Enthusiasts will fondly remember the U.S. Securities and Exchange Commission’s (SEC) decision to approve a Bitcoin exchange-traded fund (ETF) was instrumental in BTC’s charge to reach a high of $68,789.

On the flip side, negative decisions like investigations or a crackdown have the negative effect of casting a dark shadow on cryptocurrency prices. For example, the SEC’s refusal to approve a pureplay Bitcoin ETF and China’s infamous crackdown on all crypto activity in the country. China’s move adversely affected mining hashrates and threatened to end the stellar run that the asset was already on.

5. Miner Activity

 There is an intricate relationship between cryptocurrency prices and mining activities.
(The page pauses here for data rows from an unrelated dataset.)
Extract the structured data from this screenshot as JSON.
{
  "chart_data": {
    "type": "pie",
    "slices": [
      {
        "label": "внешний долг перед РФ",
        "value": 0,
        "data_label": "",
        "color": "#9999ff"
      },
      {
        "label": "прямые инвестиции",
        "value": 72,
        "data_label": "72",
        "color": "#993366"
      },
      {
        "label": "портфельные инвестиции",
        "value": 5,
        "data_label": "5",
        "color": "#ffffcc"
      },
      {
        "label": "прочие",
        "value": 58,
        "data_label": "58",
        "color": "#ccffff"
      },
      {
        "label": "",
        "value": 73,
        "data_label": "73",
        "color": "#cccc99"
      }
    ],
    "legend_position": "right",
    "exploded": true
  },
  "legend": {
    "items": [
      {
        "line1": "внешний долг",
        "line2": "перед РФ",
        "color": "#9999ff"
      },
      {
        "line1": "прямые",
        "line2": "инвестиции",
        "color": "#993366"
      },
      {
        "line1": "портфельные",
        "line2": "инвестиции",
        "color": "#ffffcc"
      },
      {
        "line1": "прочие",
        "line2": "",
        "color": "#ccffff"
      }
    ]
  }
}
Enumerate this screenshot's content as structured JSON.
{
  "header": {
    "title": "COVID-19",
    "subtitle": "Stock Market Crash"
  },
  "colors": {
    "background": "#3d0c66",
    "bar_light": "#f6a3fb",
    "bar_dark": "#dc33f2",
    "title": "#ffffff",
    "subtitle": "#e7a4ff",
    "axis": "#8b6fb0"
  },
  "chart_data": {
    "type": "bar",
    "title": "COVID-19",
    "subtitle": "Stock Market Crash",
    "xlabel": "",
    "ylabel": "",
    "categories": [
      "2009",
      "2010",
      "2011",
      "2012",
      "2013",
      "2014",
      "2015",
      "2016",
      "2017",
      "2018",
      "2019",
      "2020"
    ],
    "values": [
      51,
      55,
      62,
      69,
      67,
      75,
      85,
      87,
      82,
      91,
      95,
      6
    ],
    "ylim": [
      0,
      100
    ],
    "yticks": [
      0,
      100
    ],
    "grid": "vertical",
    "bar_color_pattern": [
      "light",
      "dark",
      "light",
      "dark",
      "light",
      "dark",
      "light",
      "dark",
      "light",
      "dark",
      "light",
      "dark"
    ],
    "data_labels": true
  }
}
Generally, when the mining of a digital asset is expensive, the price tends to go up. This is because miners saddled with the responsibility of securing the network have to break even and fork out a profit to remain incentivized to secure the network.

Mining BTC or ETH is a cost-intensive process involving the use of expensive hardware running into thousands of dollars. Miners have to grapple with the challenge of rising energy costs and fees for licenses to operate in certain jurisdictions.

Digital assets that do not require expensive mining processes may not rank high in terms of value compared to those that make use of expensive mining equipment.

Conclusion

The factors that affect the prices of cryptocurrencies are a handful and they work in concert to create a unique characteristic for the asset class. These factors affect the volatility faced by asset prices and an understanding of how they operate is a worthy addition to your trading repertoire.

Miners and the activities of regulators, the age-old factors of supply and demand, the community behind the token, partnerships, and technological development are some of the factors that affect the prices of digital assets.